Though much of the focus was on personalities, politics, and the process of research the microbes were much discussed as well, many with bizarre biologies. Some cold-loving organisms were termed "psychrophiles," capable of growth below freezing, at -5 degrees Celsius, organisms that exhibit slower metabolisms at temperatures above freezing and death at anything approaching human body temperature (organisms that for years - like many other examples of dark life - proved difficult to study and culture in the lab). Some organisms found in apparently solid rock two miles deep, existing only on hydrogen and water, have unbelievably slow metabolisms, appearing to divide cells no more than once per century. Though many caves and indeed individual pools in caves produced unique microorganisms there were also astonishing similarities; the closest relatives to some sulfur-oxidizing thermophilic (heat-loving) bacteria from a cave in Kentucky were found to be a sulfur-oxidizing, symbiotic bacterium from a deep sea polychaeta worm, a relationship that has not yet been explained.

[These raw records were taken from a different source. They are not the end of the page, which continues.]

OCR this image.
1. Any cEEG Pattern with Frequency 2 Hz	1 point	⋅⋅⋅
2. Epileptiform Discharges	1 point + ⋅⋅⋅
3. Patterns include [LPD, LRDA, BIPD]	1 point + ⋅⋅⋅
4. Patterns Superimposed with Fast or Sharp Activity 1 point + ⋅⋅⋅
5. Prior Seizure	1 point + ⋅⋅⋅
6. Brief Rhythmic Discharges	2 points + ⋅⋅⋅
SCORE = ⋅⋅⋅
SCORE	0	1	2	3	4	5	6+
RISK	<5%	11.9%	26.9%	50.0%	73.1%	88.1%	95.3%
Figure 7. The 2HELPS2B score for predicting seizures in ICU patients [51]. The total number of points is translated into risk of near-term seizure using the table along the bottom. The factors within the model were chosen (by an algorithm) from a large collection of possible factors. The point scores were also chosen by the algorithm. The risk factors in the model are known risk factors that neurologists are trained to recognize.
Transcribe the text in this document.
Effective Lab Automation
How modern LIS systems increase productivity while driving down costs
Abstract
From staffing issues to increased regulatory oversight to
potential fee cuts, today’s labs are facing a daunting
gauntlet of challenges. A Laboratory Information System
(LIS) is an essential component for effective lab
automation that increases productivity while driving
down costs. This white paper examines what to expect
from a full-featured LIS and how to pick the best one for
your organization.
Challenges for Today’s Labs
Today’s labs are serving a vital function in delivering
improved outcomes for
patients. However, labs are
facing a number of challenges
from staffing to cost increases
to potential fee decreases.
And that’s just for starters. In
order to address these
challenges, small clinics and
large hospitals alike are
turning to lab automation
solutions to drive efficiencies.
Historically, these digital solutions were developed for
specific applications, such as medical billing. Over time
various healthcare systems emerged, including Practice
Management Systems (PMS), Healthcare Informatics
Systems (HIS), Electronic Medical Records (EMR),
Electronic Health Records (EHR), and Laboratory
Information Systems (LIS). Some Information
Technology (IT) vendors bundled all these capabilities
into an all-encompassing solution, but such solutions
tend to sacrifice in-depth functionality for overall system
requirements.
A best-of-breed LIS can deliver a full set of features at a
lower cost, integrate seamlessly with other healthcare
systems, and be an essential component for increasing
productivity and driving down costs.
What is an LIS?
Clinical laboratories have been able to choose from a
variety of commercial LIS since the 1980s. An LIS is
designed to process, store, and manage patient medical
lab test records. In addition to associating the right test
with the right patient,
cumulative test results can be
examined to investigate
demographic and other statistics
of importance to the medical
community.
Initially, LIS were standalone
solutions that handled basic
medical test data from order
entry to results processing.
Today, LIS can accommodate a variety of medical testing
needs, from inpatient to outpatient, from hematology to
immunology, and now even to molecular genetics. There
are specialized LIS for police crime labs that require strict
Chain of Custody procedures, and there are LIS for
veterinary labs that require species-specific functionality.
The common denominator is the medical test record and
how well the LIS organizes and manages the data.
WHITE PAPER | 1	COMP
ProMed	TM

At least as far as this reader is concerned Taylor made his case that nanobacteria exist, that they are key in the formation of some minerals and many caves, and I am very open to the idea that ALH 84001 may indeed contain Martian microfossils. I enjoyed reading about the discussions scientists had about whether or not subsurface Antarctic lakes such as Lake Vostok and Jovian moon of Europa might have dark life and hope that both can be analyzed in the not too distant future.